…about wittgenstein’s nephew

bernhard in cafe 

thomas bernhard’s picture at the café bräunerhof in vienna, austria by val & vio

“in dread there is the egoistic infinity of possibility, which does not tempt like definite choice, but alarms & fascinates with its sweet anxiety.” —søren kierkegaard

…convalescing in the baumgartnerhöhe between the ludwig & hermann pavilions. compared to an imagined nephew named paul wittgenstein, bernhard wasn’t any better in his deadly lung condition. a madness beset with genius weighted down with a family name that’s still legendary for the analytic philosopher ludwig wittgenstein, paul’s uncle. a name like paul wittegenstein’s carried with it a sign of the viennese elite & his was discreetly flawed life. a name as sign of prestige offers credibility only so far, the person has a choice to live up to it or not. paul’s life was sick—mad, musical, semi-distinguished, & eventually broke. “it is characteristic of people like paul, who are at first merely crazy & are finally pronounced insane, that their intellectual fortune increases as fast as they throw it out the window (of the mind).” yet, there is a real paul wittgenstein (a talented one-armed pianist) with no resemblance to bernhard’s.

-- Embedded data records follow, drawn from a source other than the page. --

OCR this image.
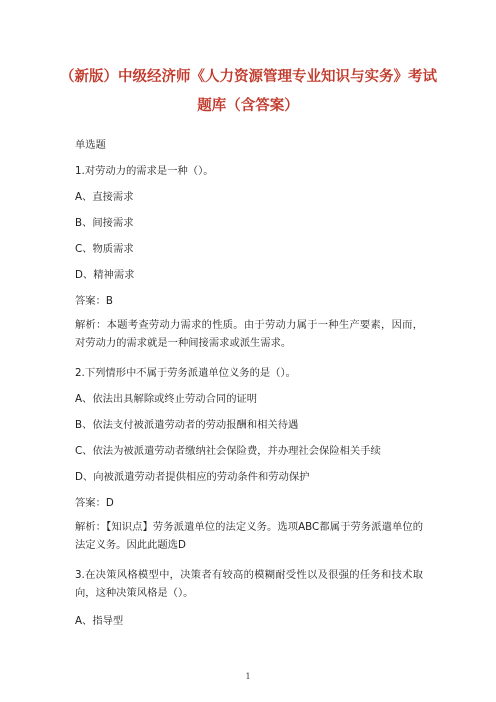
（新版）中级经济师《人力资源管理专业知识与实务》考试
题库（含答案）
单选题
1.对劳动力的需求是一种（）。
A、直接需求
B、间接需求
C、物质需求
D、精神需求
答案：B
解析：本题考查劳动力需求的性质。由于劳动力属于一种生产要素，因而，对劳动力的需求就是一种间接需求或派生需求。
2.下列情形中不属于劳务派遣单位义务的是（）。
A、依法出具解除或终止劳动合同的证明
B、依法支付被派遣劳动者的劳动报酬和相关待遇
C、依法为被派遣劳动者缴纳社会保险费，并办理社会保险相关手续
D、向被派遣劳动者提供相应的劳动条件和劳动保护
答案：D
解析：【知识点】劳务派遣单位的法定义务。选项ABC都属于劳务派遣单位的法定义务。因此此题选D
3.在决策风格模型中，决策者有较高的模糊耐受性以及很强的任务和技术取向，这种决策风格是（）。
A、指导型
1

thomas bernhard’s life is near to his fictions. being sick of the lungs readied him for a life of writing. combing out the real from his story is anyone’s guess & we’re the better for the perplexity in these pages. the book is a single paragraph for one-hundred pages of comparisons & other remembrances that are close to plot-less. given that we’re told of the sanatorium, we are additionally given disparaging details about the doctors & psychiatrists “…latin is set up as an invisible but uniquely impenetrable wall between themselves & their victims. of all medical practitioners, psychiatrists are the most incompetent, having a closer affinity to the sex killer than to their science.” on bernhard’s terms few are spared the corrosive observations. paul is a classical music connoisseur & this is shared with bernhard in long untalking hours of intense listening to mozart, schumann, schoenberg, satie, opera &c., nevermind his fits of frothing insanity where paul could hug a person, as if to suffocate the love out. “grotesque, grotesque,” paul once said of the shared hospital circumstances, where we find him & bernhard. thomas bernhard is the writer as a character in is own book.

…although paul wittgenstein was a fan of fine music, he shared that passion with a taste for car-racing, that pastime should never let you forget that at times he was “…wearing a straightjacket & sharing some horrible ward with others like him.” a reader taken to the depths of unapologetic ennui might be entranced with bernhard’s insistences. the incantatory & repetitive sizing up of the aristocratic paul, to bernhard’s affiliations (& differences) easily fill pages “…like paul, i had once more overstated & overrated my existence, that i had exploited it to excess. like paul, i had once more made demands on myself in excess of my resources. i had made demands on everything in excess of all resources.” a life, a long series of complaints. a writer’s life compared to an insane, charitable, viennese eccentric. yes, a charitable streak that stripped paul of whatever fortune was left. paul was scantly taken care of by the family in the end, on the edges, in the margins, in the sanotorium & a pathetic apartment above the café bräunerhof.

bernhard tells of the back-n-forth of he & his friend all over austria & other parts of europe, apparently in search of well-being anywhere & nowhere, another place & home (or many homes as was the case for the crestfallen-with-a-stipend paul). from vienna to salzkammergut, altmünster, traunkirchen, nathal, bad hall spa & back again. in the country to the city, city-life & country-life, all as a matter of course. the bitter bernhard is quick to say of the outdoors “i hate nature because it’s killing me.” once paul is said to have jumped in a taxi from peterplatz, vienna with a single word to the driver: ‘paris.’

when bernhard receives the dreaded grillparzer-prize we are left with a taste for the garrulous disdain he harbors for the austrian intelligentsia. thomas bernhard is known as a ‘nestbeschmutzer’ (one who dirties his own nest) to the austrians. his excoriations of the austrian people won him few friends there. this reality shows through to the fiction. his castigations fuelled a pessimistic estrangement from bourgeois niceties & toward his unflinching look into the psychological & bodily pains of man. his art was a deterioration of men & of the mind. he was a man who saw the bleak way paul was living in that apartment over the café & with the rotting food by a dreary black & green velvet couch “quite deliberately, out of a base instinct for self-preservation, i shunned my friend in the last months of his life, & for this i cannot forgive myself.” a sufferable life thrust to a sudden, unexpected death of paul who was wittgenstein’s nephew, buried in bernhard’s book.